The BBC, convicted of paying a journalist less for being a woman | TV

Journalist Samira Ahmed has won her long judicial battle against the BBC on Friday. A London court has found sufficient reasons to support its claim that public television had discriminated against the host of the program Newswatch. Ahmed went to court last year to defend the value of his work against that of another partner hired by the public entity, Jeremy Vine, who presented a similar content program.

The difference in their salaries, that in Vine's case it was 3,600 euros per program while Ahmed's was about 700 euros, was, according to the BBC, in the category assigned to each space. While that of the presenter was considered an informative program, that of her partner was included in the entertainment section. Both had similar content. Newswatch It became a kind of "defender of the spectator" in which the informative content broadcast throughout the week was analyzed from an ethical and professional perspective. Points of View, presented by Vine, it collected in a more informal tone the complaints and opinions of the spectators about all the programs - series, contests, etc. - of the chain.

"Jeremy Vine just read the script from the teleprompter [el cristal sobrepuesto a la cámara del que el presentador lee el texto]. I read it in the tone in which it was written. If he was told to make an eye movement, he did. No special skill or concrete experience is required to do that, "the judges have ruled, in response to the BBC's arguments, which assured that it was necessary for the entertainment program to have a talented and charismatic presenter, and that That had a cost.

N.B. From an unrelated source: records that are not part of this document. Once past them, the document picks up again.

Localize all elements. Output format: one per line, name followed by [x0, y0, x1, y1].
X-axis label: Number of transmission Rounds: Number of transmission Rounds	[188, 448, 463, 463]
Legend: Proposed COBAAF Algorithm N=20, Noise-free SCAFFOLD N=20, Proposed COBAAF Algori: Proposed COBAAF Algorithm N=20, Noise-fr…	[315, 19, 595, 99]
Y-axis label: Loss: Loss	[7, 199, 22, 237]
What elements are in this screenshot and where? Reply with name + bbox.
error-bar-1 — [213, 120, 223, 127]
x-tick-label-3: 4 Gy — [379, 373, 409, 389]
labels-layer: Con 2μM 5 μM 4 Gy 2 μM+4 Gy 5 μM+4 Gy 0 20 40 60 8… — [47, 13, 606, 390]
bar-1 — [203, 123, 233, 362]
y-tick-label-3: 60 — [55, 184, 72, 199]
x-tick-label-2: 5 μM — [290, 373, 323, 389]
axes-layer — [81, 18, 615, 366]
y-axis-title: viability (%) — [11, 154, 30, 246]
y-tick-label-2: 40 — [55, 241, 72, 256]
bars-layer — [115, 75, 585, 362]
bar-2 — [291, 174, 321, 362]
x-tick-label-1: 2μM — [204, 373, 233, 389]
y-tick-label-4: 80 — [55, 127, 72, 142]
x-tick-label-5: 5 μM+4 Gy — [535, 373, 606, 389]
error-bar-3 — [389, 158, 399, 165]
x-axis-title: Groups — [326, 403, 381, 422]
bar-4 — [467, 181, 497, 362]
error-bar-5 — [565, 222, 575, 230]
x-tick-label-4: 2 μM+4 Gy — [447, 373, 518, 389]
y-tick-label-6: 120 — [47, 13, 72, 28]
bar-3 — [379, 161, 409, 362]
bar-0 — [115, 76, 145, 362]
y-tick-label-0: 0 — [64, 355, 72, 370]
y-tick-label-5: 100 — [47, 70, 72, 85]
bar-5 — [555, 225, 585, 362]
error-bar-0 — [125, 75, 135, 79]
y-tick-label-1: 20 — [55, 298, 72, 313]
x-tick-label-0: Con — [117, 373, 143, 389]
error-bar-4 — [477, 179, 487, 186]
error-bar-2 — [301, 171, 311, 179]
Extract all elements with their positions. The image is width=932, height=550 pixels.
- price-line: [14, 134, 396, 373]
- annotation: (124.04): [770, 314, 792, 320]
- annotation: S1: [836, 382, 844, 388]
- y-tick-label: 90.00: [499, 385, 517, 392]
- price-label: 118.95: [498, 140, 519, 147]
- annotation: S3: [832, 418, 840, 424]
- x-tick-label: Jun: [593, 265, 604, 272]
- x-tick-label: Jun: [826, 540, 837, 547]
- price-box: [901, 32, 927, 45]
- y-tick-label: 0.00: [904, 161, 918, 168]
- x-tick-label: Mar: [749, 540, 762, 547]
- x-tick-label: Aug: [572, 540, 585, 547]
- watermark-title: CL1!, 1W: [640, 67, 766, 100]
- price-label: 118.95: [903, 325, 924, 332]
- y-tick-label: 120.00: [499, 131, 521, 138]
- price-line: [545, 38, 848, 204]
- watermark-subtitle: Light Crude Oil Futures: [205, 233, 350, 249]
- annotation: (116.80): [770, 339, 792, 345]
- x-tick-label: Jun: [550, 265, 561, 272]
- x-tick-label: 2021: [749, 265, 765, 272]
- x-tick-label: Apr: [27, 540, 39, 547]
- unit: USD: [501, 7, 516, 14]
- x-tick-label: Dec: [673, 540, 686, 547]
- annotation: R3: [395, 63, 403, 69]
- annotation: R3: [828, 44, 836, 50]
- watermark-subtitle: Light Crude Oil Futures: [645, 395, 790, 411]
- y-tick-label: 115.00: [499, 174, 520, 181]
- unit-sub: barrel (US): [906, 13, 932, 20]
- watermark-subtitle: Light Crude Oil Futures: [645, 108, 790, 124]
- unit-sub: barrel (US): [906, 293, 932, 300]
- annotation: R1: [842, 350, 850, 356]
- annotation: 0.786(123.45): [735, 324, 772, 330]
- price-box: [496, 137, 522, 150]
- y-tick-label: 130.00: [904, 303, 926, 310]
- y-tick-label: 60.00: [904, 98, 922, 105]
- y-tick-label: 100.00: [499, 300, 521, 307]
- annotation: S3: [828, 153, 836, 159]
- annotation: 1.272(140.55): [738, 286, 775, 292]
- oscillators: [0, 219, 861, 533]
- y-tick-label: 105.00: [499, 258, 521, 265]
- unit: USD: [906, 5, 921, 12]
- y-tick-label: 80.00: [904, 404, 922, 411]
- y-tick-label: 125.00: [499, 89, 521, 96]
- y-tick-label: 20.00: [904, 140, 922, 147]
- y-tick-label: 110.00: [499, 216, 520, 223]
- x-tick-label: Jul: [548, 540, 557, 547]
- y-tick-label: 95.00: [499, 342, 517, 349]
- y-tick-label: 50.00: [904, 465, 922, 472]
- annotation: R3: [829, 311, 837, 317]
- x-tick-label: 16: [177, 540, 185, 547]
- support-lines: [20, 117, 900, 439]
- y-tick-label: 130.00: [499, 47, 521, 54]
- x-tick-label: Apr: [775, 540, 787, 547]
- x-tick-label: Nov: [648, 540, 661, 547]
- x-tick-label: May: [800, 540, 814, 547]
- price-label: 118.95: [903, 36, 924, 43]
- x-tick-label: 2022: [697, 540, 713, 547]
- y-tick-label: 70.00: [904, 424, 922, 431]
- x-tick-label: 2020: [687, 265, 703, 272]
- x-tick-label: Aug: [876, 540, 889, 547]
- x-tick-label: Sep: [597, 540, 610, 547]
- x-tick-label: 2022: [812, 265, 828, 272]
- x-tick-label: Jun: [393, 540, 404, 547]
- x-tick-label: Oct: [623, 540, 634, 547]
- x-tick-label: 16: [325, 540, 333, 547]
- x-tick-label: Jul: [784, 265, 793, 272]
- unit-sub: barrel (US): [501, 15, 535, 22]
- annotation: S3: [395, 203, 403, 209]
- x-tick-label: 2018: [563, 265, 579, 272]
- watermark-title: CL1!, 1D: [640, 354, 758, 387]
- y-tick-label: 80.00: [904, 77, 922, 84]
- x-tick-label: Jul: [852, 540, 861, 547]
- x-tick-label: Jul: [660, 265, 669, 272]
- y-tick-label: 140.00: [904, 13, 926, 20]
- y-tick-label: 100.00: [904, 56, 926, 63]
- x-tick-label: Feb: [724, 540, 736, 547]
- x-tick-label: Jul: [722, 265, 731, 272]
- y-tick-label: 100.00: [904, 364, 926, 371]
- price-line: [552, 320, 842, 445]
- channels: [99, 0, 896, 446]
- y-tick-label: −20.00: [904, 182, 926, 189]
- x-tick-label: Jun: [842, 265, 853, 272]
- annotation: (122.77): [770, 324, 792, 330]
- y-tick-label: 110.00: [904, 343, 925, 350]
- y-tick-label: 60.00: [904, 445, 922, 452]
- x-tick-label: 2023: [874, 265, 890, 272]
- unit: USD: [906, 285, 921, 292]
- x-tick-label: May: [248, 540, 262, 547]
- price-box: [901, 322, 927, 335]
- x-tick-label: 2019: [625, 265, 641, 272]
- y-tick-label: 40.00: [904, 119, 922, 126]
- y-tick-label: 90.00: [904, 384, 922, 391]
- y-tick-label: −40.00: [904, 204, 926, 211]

The court, however, has not ruled on the specific demand of Ahmed, which claimed compensation for almost 900,000 euros, but has made it clear that his work was equivalent to that of Vine under the Equality Act of 2010. The corporation, have said the judges, "has not demonstrated any material factor that would justify the difference in payment other than the discrimination based on sex alleged by the applicant."

Several BBC presenters have turned to social media in support of Ahmed. "I can't be more proud of you," wrote Carrie Gracie, who resigned from her position two years ago for the same reasons of wage discrimination. "Regarding the BBC bosses, it's time to stop entrenching," he added. Even the novelist Margaret Atwood, the famous author of The Tale of the Maid and recently winner of the Booker Prize, has sympathized with the journalist.

The chain has the possibility to appeal the verdict, but has not yet announced its decision. In the case of not doing so, he faces millionaire payments before the almost certain possibility that new demands will be presented by the workers of the corporation.